When creating the manual CCC capsulotomy, frequently release the capsular flap and inspect the size, shape, and direction of the tear. Regrasp near the site of the continuous tear and readjust the direction of pull if needed to keep the capsulotomy on the planned course. Pulling the leading edge along the path of the tear is called “shearing,” and this is the predominant force used in adult capsulotomy. In children, more pull is often needed toward the center of the pupil (90 degrees to the path of the tear) to avoid an extension of the manual CCC out toward the lens equator. This is referred to as “tearing.”
Additional OVD should be added as needed to keep the capsule lax during the tearing. Use of capsular dye can be beneficial (Fig. 17.1). To rescue a manual CCC that begins to extend peripherally, regrasp near the leading edge of the capsulotomy and redirect the capsular tear by pulling back in the direction from which the tear was originating (so-called “pull-back” technique). Rarely, the
vitrector or the Kloti radiofrequency diathermy device is used to rescue the errant capsular tear and round out the capsulorhexis.
vitrector or the Kloti radiofrequency diathermy device is used to rescue the errant capsular tear and round out the capsulorhexis.
Some surgeons have altered the adult technique even more substantially in order to facilitate CCC in elastic capsules. Auffarth et al.4 developed a modified CCC technique for use in experiments on eyes of young albino rabbits and suggested that it be used for young human capsules as well. The technique begins with a puncture of the lens capsule at the superior border of the intended capsulotomy using a 27-gauge needle. Capsulorhexis forceps are then used to grasp the anterior capsule centrally. The capsular flap is torn toward the 6 o’clock position until a half-circle is completed. The force is then reversed toward 12 o’clock position, pulling with equal force to both tearing edges. The authors reported a radial tear in only 2 of the 32 rabbit eyes.

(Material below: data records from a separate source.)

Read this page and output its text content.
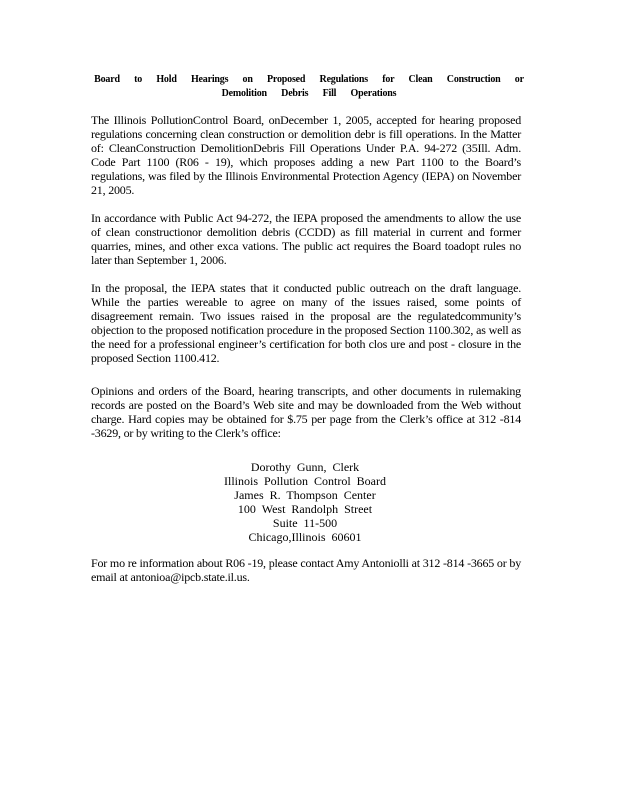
Board to Hold Hearings on Proposed Regulations for Clean Construction or
Demolition Debris Fill Operations

The Illinois PollutionControl Board, onDecember 1, 2005, accepted for hearing proposed regulations concerning clean construction or demolition debr is fill operations. In the Matter of: CleanConstruction DemolitionDebris Fill Operations Under P.A. 94-272 (35Ill. Adm. Code Part 1100 (R06 - 19), which proposes adding a new Part 1100 to the Board’s regulations, was filed by the Illinois Environmental Protection Agency (IEPA) on November 21, 2005.

In accordance with Public Act 94-272, the IEPA proposed the amendments to allow the use of clean constructionor demolition debris (CCDD) as fill material in current and former quarries, mines, and other exca vations. The public act requires the Board toadopt rules no later than September 1, 2006.

In the proposal, the IEPA states that it conducted public outreach on the draft language. While the parties wereable to agree on many of the issues raised, some points of disagreement remain. Two issues raised in the proposal are the regulatedcommunity’s objection to the proposed notification procedure in the proposed Section 1100.302, as well as the need for a professional engineer’s certification for both clos ure and post - closure in the proposed Section 1100.412.

Opinions and orders of the Board, hearing transcripts, and other documents in rulemaking records are posted on the Board’s Web site and may be downloaded from the Web without charge. Hard copies may be obtained for $.75 per page from the Clerk’s office at 312 -814 -3629, or by writing to the Clerk’s office:

Dorothy Gunn, Clerk
Illinois Pollution Control Board
James R. Thompson Center
100 West Randolph Street
Suite 11-500
Chicago,Illinois 60601

For mo re information about R06 -19, please contact Amy Antoniolli at 312 -814 -3665 or by email at antonioa@ipcb.state.il.us.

Nischal8 described a modification of the Auffarth technique in which two stab incisions are made in the anterior capsule, outlining the desired diameter of the capsulorhexis (two-incision push-pull, or TIPP). Capsulorhexis forceps are used to grasp one end of the distal edge of the proximal anterior capsule stab incision. The grasped edge is gently pushed toward the corresponding point of the distal stab incision until the edge reaches halfway to the distal stab. The corresponding end of the proximal edge of the distal stab incision is similarly grasped but with the capsule pulled gently toward the proximal stab incision. The two tears meet to form the CCC. This is repeated for the other end of each stab incision to complete the entire CCC. The tearing force, using this technique, is always directed toward the center of the pupil.16
Vitrectorhexis
Mechanical suction and cutting instruments began to be utilized for pediatric cataract surgery in the late 1970s and early 1980s. Parks17 and Taylor18 were among the first to advocate for the performance of a primary mechanized posterior capsulectomy and anterior vitrectomy during pediatric cataract surgery. Taylor also described removal of the anterior capsule mechanically.18 A mechanized (vitrector-cut) anterior capsulotomy technique combined with IOL insertion in children was first described, studied, and popularized by Wilson et al. in the mid-1990s.3,19 It rapidly replaced the can-opener and even the manual CCC for infants and toddlers having cataract surgery, whether or not an IOL was implanted primarily.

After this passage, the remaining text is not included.